The private details of over 2,025 video game journalists and analysts have been compromised following a major data breach.
If you attended this year’s Electronic Entertainment Expo as an industry journalist or financial analyst, it is likely that your personal information has been made public by the trade show’s organizers, the Entertainment Software Association.
Up until recently, the ESA had published a spreadsheet on their website that featured the names, publications, home addresses, e-mail addresses, and phone numbers for several video game journalists, streamers, and Youtube creators. Financial analysts and investors also had their names featured on the list. This list could be downloaded by anyone who was able to access the ESA’s site before it was removed yesterday.
The spreadsheet was first identified by independent journalist Sophia Narwitz who alerted them of the security concern. Following her messages to the ESA, they took down the list which had possibly been published around the time of E3 2019 back in July. Individuals have had ample time to download the list since then and potentially spread it to other places which makes it difficult to say who has the information.
Fandomwire recently reached out to the ESA for comment who had this to say:
“ESA was made aware of a website vulnerability that led to the contact list of registered journalists attending E3 being made public. Once notified, we immediately took steps to protect that data and shut down the site, which is no longer available.

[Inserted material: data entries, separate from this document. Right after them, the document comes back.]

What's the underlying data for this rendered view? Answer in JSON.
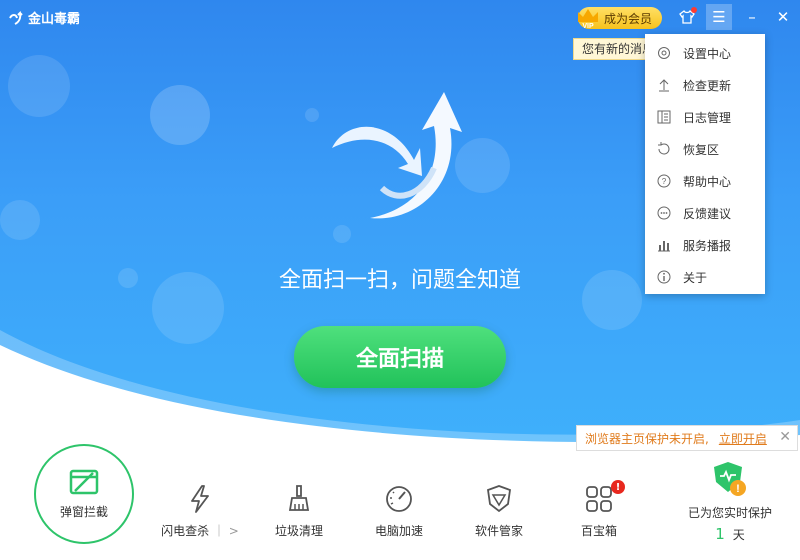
{
  "app": {
    "title": "金山毒霸"
  },
  "titlebar": {
    "vip_label": "成为会员",
    "vip_badge": "VIP",
    "menu_icon": "☰",
    "minimize_icon": "–",
    "close_icon": "✕"
  },
  "tooltip": {
    "text": "您有新的消息"
  },
  "menu": {
    "items": [
      {
        "label": "设置中心",
        "icon": "gear-icon"
      },
      {
        "label": "检查更新",
        "icon": "upload-icon"
      },
      {
        "label": "日志管理",
        "icon": "log-icon"
      },
      {
        "label": "恢复区",
        "icon": "restore-icon"
      },
      {
        "label": "帮助中心",
        "icon": "help-icon"
      },
      {
        "label": "反馈建议",
        "icon": "feedback-icon"
      },
      {
        "label": "服务播报",
        "icon": "chart-icon"
      },
      {
        "label": "关于",
        "icon": "info-icon"
      }
    ]
  },
  "main": {
    "slogan": "全面扫一扫，问题全知道",
    "scan_button": "全面扫描"
  },
  "notice": {
    "text": "浏览器主页保护未开启,",
    "link": "立即开启"
  },
  "tools": {
    "popup_block": "弹窗拦截",
    "items": [
      {
        "label": "闪电查杀",
        "suffix": "｜ >"
      },
      {
        "label": "垃圾清理"
      },
      {
        "label": "电脑加速"
      },
      {
        "label": "软件管家"
      },
      {
        "label": "百宝箱",
        "badge": "!"
      }
    ]
  },
  "protection": {
    "label": "已为您实时保护",
    "days": "1",
    "unit": "天"
  },
  "colors": {
    "hero_top": "#2f87ee",
    "hero_bottom": "#3fb0fb",
    "accent_green": "#2ec46a",
    "warning_orange": "#e07b1c",
    "vip_gold": "#f7c21c"
  }
}
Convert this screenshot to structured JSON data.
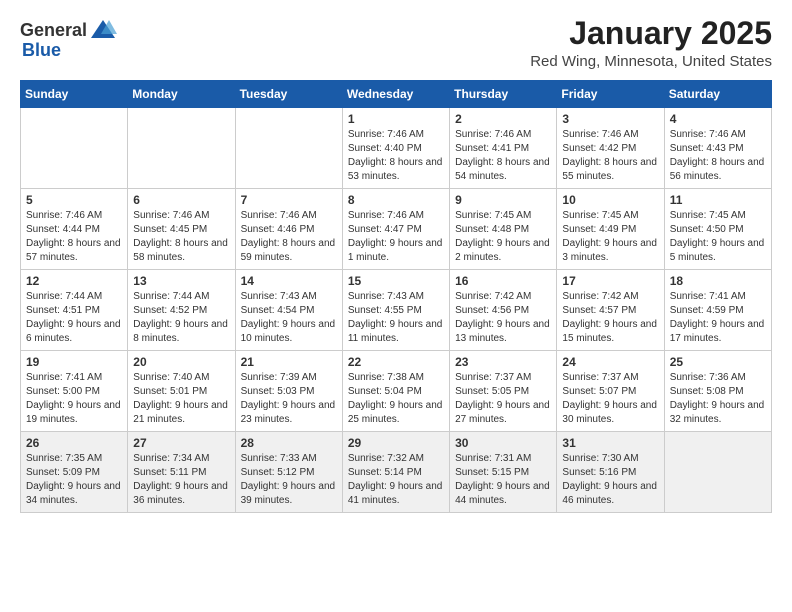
{
  "header": {
    "logo_general": "General",
    "logo_blue": "Blue",
    "month": "January 2025",
    "location": "Red Wing, Minnesota, United States"
  },
  "weekdays": [
    "Sunday",
    "Monday",
    "Tuesday",
    "Wednesday",
    "Thursday",
    "Friday",
    "Saturday"
  ],
  "weeks": [
    [
      {
        "day": "",
        "info": ""
      },
      {
        "day": "",
        "info": ""
      },
      {
        "day": "",
        "info": ""
      },
      {
        "day": "1",
        "info": "Sunrise: 7:46 AM\nSunset: 4:40 PM\nDaylight: 8 hours\nand 53 minutes."
      },
      {
        "day": "2",
        "info": "Sunrise: 7:46 AM\nSunset: 4:41 PM\nDaylight: 8 hours\nand 54 minutes."
      },
      {
        "day": "3",
        "info": "Sunrise: 7:46 AM\nSunset: 4:42 PM\nDaylight: 8 hours\nand 55 minutes."
      },
      {
        "day": "4",
        "info": "Sunrise: 7:46 AM\nSunset: 4:43 PM\nDaylight: 8 hours\nand 56 minutes."
      }
    ],
    [
      {
        "day": "5",
        "info": "Sunrise: 7:46 AM\nSunset: 4:44 PM\nDaylight: 8 hours\nand 57 minutes."
      },
      {
        "day": "6",
        "info": "Sunrise: 7:46 AM\nSunset: 4:45 PM\nDaylight: 8 hours\nand 58 minutes."
      },
      {
        "day": "7",
        "info": "Sunrise: 7:46 AM\nSunset: 4:46 PM\nDaylight: 8 hours\nand 59 minutes."
      },
      {
        "day": "8",
        "info": "Sunrise: 7:46 AM\nSunset: 4:47 PM\nDaylight: 9 hours\nand 1 minute."
      },
      {
        "day": "9",
        "info": "Sunrise: 7:45 AM\nSunset: 4:48 PM\nDaylight: 9 hours\nand 2 minutes."
      },
      {
        "day": "10",
        "info": "Sunrise: 7:45 AM\nSunset: 4:49 PM\nDaylight: 9 hours\nand 3 minutes."
      },
      {
        "day": "11",
        "info": "Sunrise: 7:45 AM\nSunset: 4:50 PM\nDaylight: 9 hours\nand 5 minutes."
      }
    ],
    [
      {
        "day": "12",
        "info": "Sunrise: 7:44 AM\nSunset: 4:51 PM\nDaylight: 9 hours\nand 6 minutes."
      },
      {
        "day": "13",
        "info": "Sunrise: 7:44 AM\nSunset: 4:52 PM\nDaylight: 9 hours\nand 8 minutes."
      },
      {
        "day": "14",
        "info": "Sunrise: 7:43 AM\nSunset: 4:54 PM\nDaylight: 9 hours\nand 10 minutes."
      },
      {
        "day": "15",
        "info": "Sunrise: 7:43 AM\nSunset: 4:55 PM\nDaylight: 9 hours\nand 11 minutes."
      },
      {
        "day": "16",
        "info": "Sunrise: 7:42 AM\nSunset: 4:56 PM\nDaylight: 9 hours\nand 13 minutes."
      },
      {
        "day": "17",
        "info": "Sunrise: 7:42 AM\nSunset: 4:57 PM\nDaylight: 9 hours\nand 15 minutes."
      },
      {
        "day": "18",
        "info": "Sunrise: 7:41 AM\nSunset: 4:59 PM\nDaylight: 9 hours\nand 17 minutes."
      }
    ],
    [
      {
        "day": "19",
        "info": "Sunrise: 7:41 AM\nSunset: 5:00 PM\nDaylight: 9 hours\nand 19 minutes."
      },
      {
        "day": "20",
        "info": "Sunrise: 7:40 AM\nSunset: 5:01 PM\nDaylight: 9 hours\nand 21 minutes."
      },
      {
        "day": "21",
        "info": "Sunrise: 7:39 AM\nSunset: 5:03 PM\nDaylight: 9 hours\nand 23 minutes."
      },
      {
        "day": "22",
        "info": "Sunrise: 7:38 AM\nSunset: 5:04 PM\nDaylight: 9 hours\nand 25 minutes."
      },
      {
        "day": "23",
        "info": "Sunrise: 7:37 AM\nSunset: 5:05 PM\nDaylight: 9 hours\nand 27 minutes."
      },
      {
        "day": "24",
        "info": "Sunrise: 7:37 AM\nSunset: 5:07 PM\nDaylight: 9 hours\nand 30 minutes."
      },
      {
        "day": "25",
        "info": "Sunrise: 7:36 AM\nSunset: 5:08 PM\nDaylight: 9 hours\nand 32 minutes."
      }
    ],
    [
      {
        "day": "26",
        "info": "Sunrise: 7:35 AM\nSunset: 5:09 PM\nDaylight: 9 hours\nand 34 minutes."
      },
      {
        "day": "27",
        "info": "Sunrise: 7:34 AM\nSunset: 5:11 PM\nDaylight: 9 hours\nand 36 minutes."
      },
      {
        "day": "28",
        "info": "Sunrise: 7:33 AM\nSunset: 5:12 PM\nDaylight: 9 hours\nand 39 minutes."
      },
      {
        "day": "29",
        "info": "Sunrise: 7:32 AM\nSunset: 5:14 PM\nDaylight: 9 hours\nand 41 minutes."
      },
      {
        "day": "30",
        "info": "Sunrise: 7:31 AM\nSunset: 5:15 PM\nDaylight: 9 hours\nand 44 minutes."
      },
      {
        "day": "31",
        "info": "Sunrise: 7:30 AM\nSunset: 5:16 PM\nDaylight: 9 hours\nand 46 minutes."
      },
      {
        "day": "",
        "info": ""
      }
    ]
  ]
}
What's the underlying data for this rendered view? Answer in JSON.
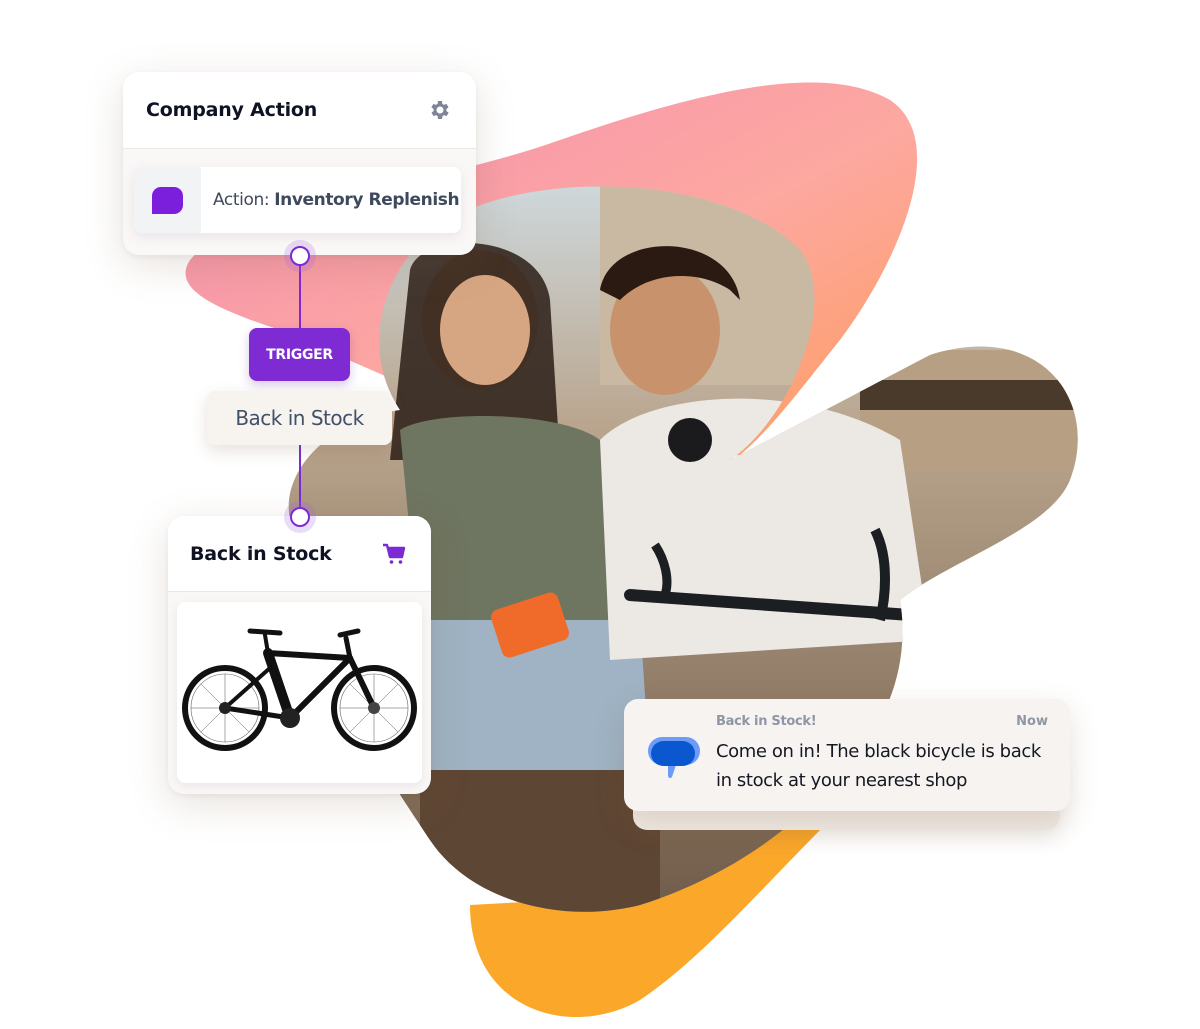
{
  "company_card": {
    "title": "Company Action",
    "settings_icon": "gear-icon",
    "action_prefix": "Action: ",
    "action_value": "Inventory Replenish",
    "action_icon": "message-bubble-icon"
  },
  "trigger": {
    "badge_label": "TRIGGER",
    "event_label": "Back in Stock"
  },
  "stock_card": {
    "title": "Back in Stock",
    "cart_icon": "shopping-cart-icon",
    "product_image": "black-bicycle"
  },
  "notification": {
    "app_icon": "messages-icon",
    "app_name": "Back in Stock!",
    "time": "Now",
    "message": "Come on in! The black bicycle is back in stock at your nearest shop"
  },
  "colors": {
    "brand_purple": "#7f2bd4",
    "blob_pink": "#f59aae",
    "blob_orange": "#fda65a",
    "blob_amber": "#fba72a",
    "notif_blue": "#0b57d0"
  }
}
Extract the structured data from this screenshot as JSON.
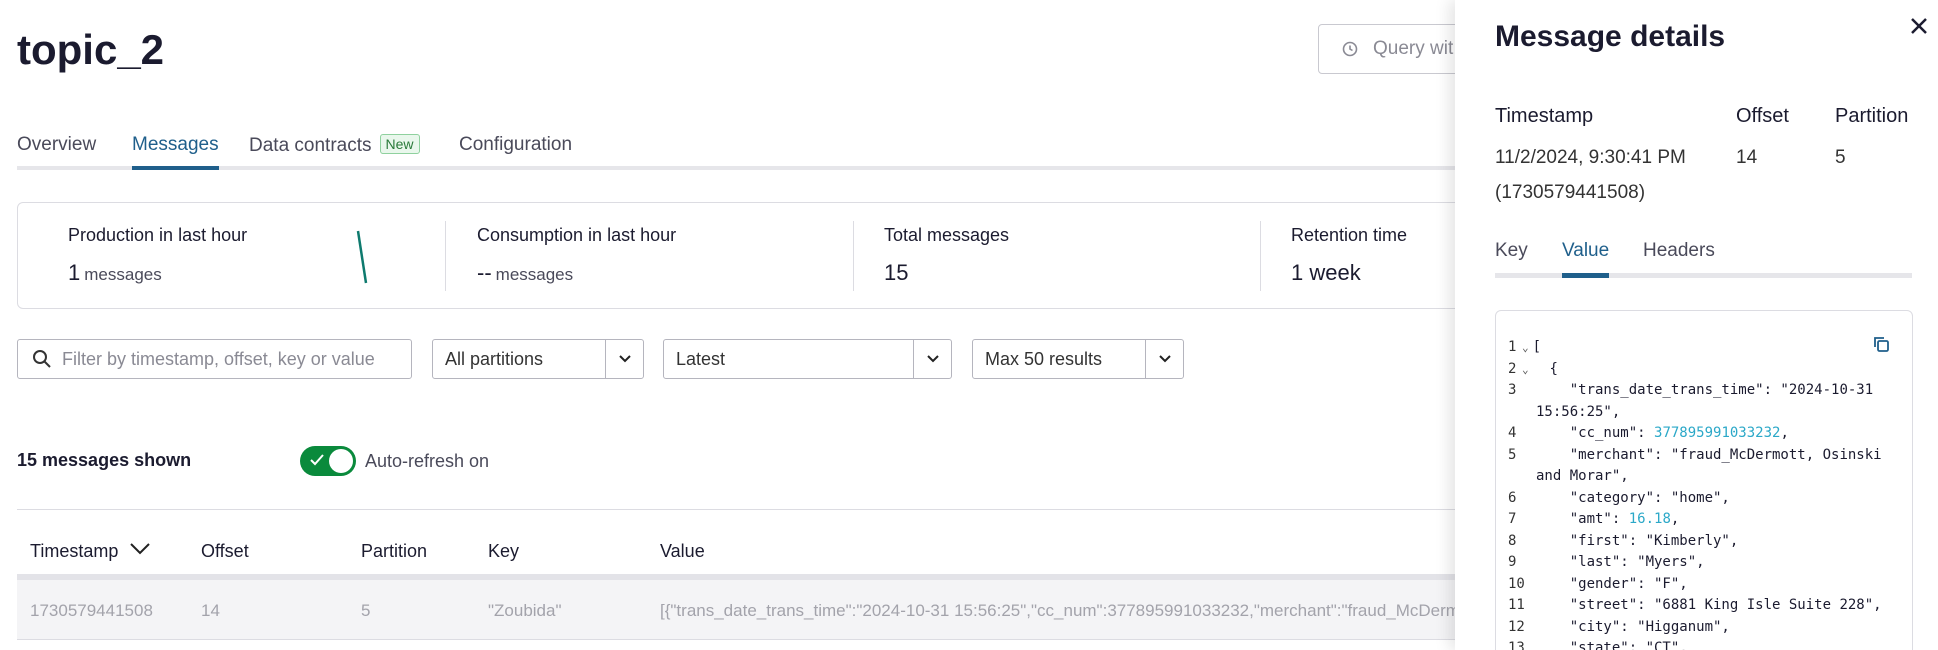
{
  "page": {
    "title": "topic_2",
    "query_button_label": "Query wit"
  },
  "tabs": [
    {
      "label": "Overview"
    },
    {
      "label": "Messages"
    },
    {
      "label": "Data contracts",
      "badge": "New"
    },
    {
      "label": "Configuration"
    }
  ],
  "stats": {
    "production": {
      "label": "Production in last hour",
      "value": "1",
      "unit": "messages"
    },
    "consumption": {
      "label": "Consumption in last hour",
      "value": "--",
      "unit": "messages"
    },
    "total": {
      "label": "Total messages",
      "value": "15"
    },
    "retention": {
      "label": "Retention time",
      "value": "1 week"
    }
  },
  "filters": {
    "search_placeholder": "Filter by timestamp, offset, key or value",
    "partition": "All partitions",
    "position": "Latest",
    "limit": "Max 50 results"
  },
  "messages_shown": "15 messages shown",
  "auto_refresh_label": "Auto-refresh on",
  "table": {
    "headers": [
      "Timestamp",
      "Offset",
      "Partition",
      "Key",
      "Value"
    ],
    "rows": [
      {
        "timestamp": "1730579441508",
        "offset": "14",
        "partition": "5",
        "key": "\"Zoubida\"",
        "value": "[{\"trans_date_trans_time\":\"2024-10-31 15:56:25\",\"cc_num\":377895991033232,\"merchant\":\"fraud_McDermott, Os"
      }
    ]
  },
  "drawer": {
    "title": "Message details",
    "timestamp_label": "Timestamp",
    "timestamp_value": "11/2/2024, 9:30:41 PM",
    "timestamp_raw": "(1730579441508)",
    "offset_label": "Offset",
    "offset_value": "14",
    "partition_label": "Partition",
    "partition_value": "5",
    "tabs": [
      "Key",
      "Value",
      "Headers"
    ],
    "code_lines": [
      {
        "no": "1",
        "fold": true,
        "text": "["
      },
      {
        "no": "2",
        "fold": true,
        "text": "  {"
      },
      {
        "no": "3",
        "text": "    \"trans_date_trans_time\": \"2024-10-31 15:56:25\","
      },
      {
        "no": "4",
        "text": "    \"cc_num\": ",
        "num": "377895991033232",
        "tail": ","
      },
      {
        "no": "5",
        "text": "    \"merchant\": \"fraud_McDermott, Osinski and Morar\","
      },
      {
        "no": "6",
        "text": "    \"category\": \"home\","
      },
      {
        "no": "7",
        "text": "    \"amt\": ",
        "num": "16.18",
        "tail": ","
      },
      {
        "no": "8",
        "text": "    \"first\": \"Kimberly\","
      },
      {
        "no": "9",
        "text": "    \"last\": \"Myers\","
      },
      {
        "no": "10",
        "text": "    \"gender\": \"F\","
      },
      {
        "no": "11",
        "text": "    \"street\": \"6881 King Isle Suite 228\","
      },
      {
        "no": "12",
        "text": "    \"city\": \"Higganum\","
      },
      {
        "no": "13",
        "text": "    \"state\": \"CT\","
      }
    ]
  },
  "colors": {
    "accent": "#1f5f8b",
    "toggle_on": "#0a8a3c",
    "number_token": "#2ba8c8",
    "sparkline": "#0e7a6e"
  }
}
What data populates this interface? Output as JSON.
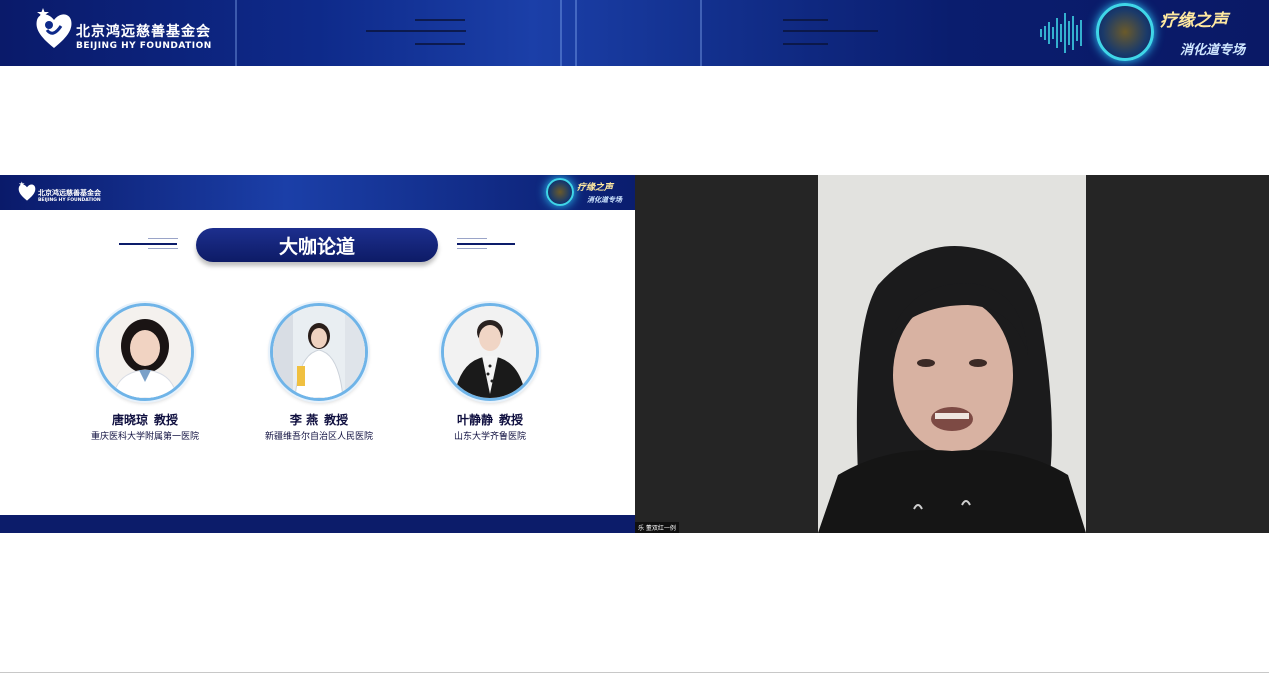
{
  "banner": {
    "org_name_cn": "北京鸿远慈善基金会",
    "org_name_en": "BEIJING HY FOUNDATION",
    "event_title": "疗缘之声",
    "event_subtitle": "消化道专场"
  },
  "slide": {
    "header": {
      "org_name_cn": "北京鸿远慈善基金会",
      "org_name_en": "BEIJING HY FOUNDATION",
      "event_title": "疗缘之声",
      "event_subtitle": "消化道专场"
    },
    "section_title": "大咖论道",
    "speakers": [
      {
        "name": "唐晓琼",
        "title": "教授",
        "org": "重庆医科大学附属第一医院"
      },
      {
        "name": "李  燕",
        "title": "教授",
        "org": "新疆维吾尔自治区人民医院"
      },
      {
        "name": "叶静静",
        "title": "教授",
        "org": "山东大学齐鲁医院"
      }
    ]
  },
  "video": {
    "participant_label": "乐 董双红一例"
  },
  "colors": {
    "brand_navy": "#0c1c6a",
    "accent_cyan": "#3fd6e8",
    "gold": "#ffe9a0"
  }
}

We regret this this occurrence and have put measures in place to ensure it will not occur again.”
While this recent data leak presents obvious safety concerns it also stands to hurt the ESA’s relationship with the media and their bottom line. Numerous companies such as Wall Street’s Goldman-Sachs and publishers like Activision pay huge sums of money to the organization to attend E3. The price to attend the annual trade show is justified because of the various media personalities and content creators that were on that list can help these companies promote their products.
There are already some legal concerns surrounding the ESA’s publication of the list. Some of the publications featured on the spreadsheet were European-based publications, which means that the European Union could possibly fine them for violating their General Data Protection Regulations. According to the regulations, all companies that do business in Europe and collect data from users are to ensure that their data will be secure. Presently, the maximum fine for GDPR violations is over 20 million Euros or 22 million US dollars.
Even though it has yet to be announced it is possible that the various individuals will file class-action lawsuits against the trade body for their gross incompetent. It is going to be interesting to see who turns up at E3 2020 now with this looming over their heads.
We can confirm that FandomWire was not affected by this breach as our editorial staff did not have a physical presence at this year’s show.